Fifteen tires an hour
Three years ago he put the finishing touches on his portable tire inverter. His daughter, Jessica and her boyfriend, Brad Wolstenholme, have now taken over the tire inverting business. The pair travel across the Prairies turning tires into feeders. If things are running smoothly they can invert 15 tires an hour.
“You work toward your own extinction in some areas,” Wolstenholme said.
Brown has been working closely with provincial and state environment departments. Many governments don’t want tires filling up landfill sites and can see this giving tires a new use.
The three-year-old business turns about 3,000 tires a year. In some areas they’ve cleaned all the old tires out of landfill sites and farmyards. Over the years they’ve taken 600 tractor tires out of the North Battleford, Sask. dump.

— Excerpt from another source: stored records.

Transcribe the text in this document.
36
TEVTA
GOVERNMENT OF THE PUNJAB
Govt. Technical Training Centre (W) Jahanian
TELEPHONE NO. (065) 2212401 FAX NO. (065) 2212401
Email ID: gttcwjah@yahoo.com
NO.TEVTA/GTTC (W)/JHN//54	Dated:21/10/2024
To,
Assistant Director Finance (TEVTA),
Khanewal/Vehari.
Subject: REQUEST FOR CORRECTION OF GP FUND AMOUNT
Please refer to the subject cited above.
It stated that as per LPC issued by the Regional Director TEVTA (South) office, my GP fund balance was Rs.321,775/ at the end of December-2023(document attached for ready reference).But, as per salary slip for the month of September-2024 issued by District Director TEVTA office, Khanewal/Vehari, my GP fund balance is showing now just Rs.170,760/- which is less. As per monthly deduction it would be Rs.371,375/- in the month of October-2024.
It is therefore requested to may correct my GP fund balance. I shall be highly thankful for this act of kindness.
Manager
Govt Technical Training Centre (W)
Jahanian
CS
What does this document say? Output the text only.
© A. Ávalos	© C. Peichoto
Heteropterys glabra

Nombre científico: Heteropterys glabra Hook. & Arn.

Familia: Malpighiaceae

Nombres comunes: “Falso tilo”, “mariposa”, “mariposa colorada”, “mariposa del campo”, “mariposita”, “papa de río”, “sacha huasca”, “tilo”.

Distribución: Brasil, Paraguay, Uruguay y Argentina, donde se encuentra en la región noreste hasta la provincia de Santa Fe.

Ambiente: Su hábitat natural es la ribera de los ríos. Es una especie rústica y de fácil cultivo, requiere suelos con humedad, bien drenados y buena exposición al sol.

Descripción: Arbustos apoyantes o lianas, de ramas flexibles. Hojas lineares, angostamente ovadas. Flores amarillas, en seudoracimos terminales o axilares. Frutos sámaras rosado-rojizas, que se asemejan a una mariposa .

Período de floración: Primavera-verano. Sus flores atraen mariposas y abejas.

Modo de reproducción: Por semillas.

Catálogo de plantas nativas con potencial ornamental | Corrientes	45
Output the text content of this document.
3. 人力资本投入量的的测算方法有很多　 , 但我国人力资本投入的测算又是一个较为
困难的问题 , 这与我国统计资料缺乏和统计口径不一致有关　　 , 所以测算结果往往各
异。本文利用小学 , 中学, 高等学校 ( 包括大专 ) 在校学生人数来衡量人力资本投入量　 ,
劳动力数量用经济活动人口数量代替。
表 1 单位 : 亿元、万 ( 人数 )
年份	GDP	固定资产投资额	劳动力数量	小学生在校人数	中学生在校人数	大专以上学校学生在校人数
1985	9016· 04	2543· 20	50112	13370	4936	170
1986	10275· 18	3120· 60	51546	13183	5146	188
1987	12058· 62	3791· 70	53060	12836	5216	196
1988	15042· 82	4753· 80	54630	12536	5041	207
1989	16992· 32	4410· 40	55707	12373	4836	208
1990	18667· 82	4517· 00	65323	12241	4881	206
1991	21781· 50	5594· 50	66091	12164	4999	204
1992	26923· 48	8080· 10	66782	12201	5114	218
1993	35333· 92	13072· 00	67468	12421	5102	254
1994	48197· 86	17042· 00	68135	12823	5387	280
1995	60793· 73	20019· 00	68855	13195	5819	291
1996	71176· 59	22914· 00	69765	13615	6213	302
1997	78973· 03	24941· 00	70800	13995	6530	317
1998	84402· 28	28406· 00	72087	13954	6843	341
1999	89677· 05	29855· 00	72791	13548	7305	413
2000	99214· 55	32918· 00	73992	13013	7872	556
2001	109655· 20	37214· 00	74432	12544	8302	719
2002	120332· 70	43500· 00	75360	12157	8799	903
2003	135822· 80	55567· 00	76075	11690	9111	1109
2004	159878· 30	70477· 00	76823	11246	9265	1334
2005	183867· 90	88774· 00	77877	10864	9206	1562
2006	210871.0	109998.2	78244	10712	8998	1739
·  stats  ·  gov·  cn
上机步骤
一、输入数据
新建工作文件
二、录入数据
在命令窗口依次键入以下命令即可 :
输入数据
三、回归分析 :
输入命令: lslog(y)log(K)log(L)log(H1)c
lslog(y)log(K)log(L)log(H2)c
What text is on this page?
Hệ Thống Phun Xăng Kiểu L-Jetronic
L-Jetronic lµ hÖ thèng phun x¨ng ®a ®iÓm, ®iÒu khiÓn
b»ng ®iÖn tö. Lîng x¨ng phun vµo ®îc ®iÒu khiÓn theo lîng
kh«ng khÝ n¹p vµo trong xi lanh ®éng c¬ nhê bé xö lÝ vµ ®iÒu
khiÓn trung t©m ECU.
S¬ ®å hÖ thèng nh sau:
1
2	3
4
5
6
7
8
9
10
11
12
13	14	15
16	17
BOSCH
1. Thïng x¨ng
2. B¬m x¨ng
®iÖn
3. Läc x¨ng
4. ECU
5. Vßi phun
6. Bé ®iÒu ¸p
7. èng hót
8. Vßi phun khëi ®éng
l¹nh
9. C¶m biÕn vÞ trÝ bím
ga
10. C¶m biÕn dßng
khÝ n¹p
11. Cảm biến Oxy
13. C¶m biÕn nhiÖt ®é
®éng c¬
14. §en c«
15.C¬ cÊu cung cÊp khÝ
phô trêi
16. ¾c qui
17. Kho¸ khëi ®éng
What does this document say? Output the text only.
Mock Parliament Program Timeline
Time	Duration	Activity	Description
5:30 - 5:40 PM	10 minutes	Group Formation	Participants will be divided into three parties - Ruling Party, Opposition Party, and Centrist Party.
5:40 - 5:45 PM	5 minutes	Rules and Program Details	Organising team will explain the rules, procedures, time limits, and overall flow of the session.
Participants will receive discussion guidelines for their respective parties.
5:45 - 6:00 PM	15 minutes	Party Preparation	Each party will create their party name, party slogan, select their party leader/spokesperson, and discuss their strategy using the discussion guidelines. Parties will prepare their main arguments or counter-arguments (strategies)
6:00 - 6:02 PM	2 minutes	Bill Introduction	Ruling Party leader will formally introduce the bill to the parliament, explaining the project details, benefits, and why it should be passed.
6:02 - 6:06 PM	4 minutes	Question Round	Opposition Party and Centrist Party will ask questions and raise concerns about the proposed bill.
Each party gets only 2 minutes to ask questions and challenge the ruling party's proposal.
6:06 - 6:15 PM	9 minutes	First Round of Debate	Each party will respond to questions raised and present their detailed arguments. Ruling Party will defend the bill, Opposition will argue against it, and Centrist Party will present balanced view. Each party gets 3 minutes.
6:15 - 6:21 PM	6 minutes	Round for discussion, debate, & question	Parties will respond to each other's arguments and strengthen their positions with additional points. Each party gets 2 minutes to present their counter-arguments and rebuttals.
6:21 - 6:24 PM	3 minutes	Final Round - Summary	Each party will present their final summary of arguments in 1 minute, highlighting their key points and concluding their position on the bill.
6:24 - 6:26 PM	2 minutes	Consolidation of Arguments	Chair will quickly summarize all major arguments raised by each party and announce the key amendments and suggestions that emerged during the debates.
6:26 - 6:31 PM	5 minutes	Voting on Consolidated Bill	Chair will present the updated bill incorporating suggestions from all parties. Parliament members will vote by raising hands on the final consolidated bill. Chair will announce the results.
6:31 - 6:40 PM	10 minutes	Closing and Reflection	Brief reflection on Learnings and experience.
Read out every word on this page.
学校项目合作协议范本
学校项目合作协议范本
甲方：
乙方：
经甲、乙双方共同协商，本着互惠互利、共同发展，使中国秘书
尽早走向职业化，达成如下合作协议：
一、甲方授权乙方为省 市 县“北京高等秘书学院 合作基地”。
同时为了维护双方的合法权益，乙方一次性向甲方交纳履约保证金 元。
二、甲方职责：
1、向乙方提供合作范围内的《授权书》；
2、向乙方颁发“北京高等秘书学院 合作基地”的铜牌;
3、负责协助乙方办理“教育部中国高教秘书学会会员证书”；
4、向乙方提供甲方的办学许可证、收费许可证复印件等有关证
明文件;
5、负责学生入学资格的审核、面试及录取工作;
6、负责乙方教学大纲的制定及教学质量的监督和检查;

“I like working with tires because they’re a raw product and (because of) the quality and quantity of them,” Brown said.
Won’t rust or rot
It wasn’t long after Brown began inverting small tires he realized there must be a use for the larger mining equipment tires. The four metre (13-foot) tires would make ideal tanks for watering cattle.
In the past few years there has been a push to stop livestock from watering directly in streams and dugouts. The tire waterers are “indestructible” and will not rust or rot. They can hold between 1,000 and 2,500 gallons of water.
The 2,268-kilogram (5,000-pound) tires are split using a picker truck and a type of knife mounted on a machine designed by Brown. The tire is then bolted to a base that seals the tank.
He also makes cattle feeders from the same tires. About 18 bulls can eat around one: “The biggest problem is people don’t believe they’re that big.”
He’s also looking at designing outdoor pig housing and pig feeders from tires. Ostrich farmers are looking seriously at tire fencing.
Last year he took home 700 large industrial tires. He’s almost sold out.
When the couple expanded the business to specialize into larger tires they took on two more partners and moved their office from the farm to Lloydminster.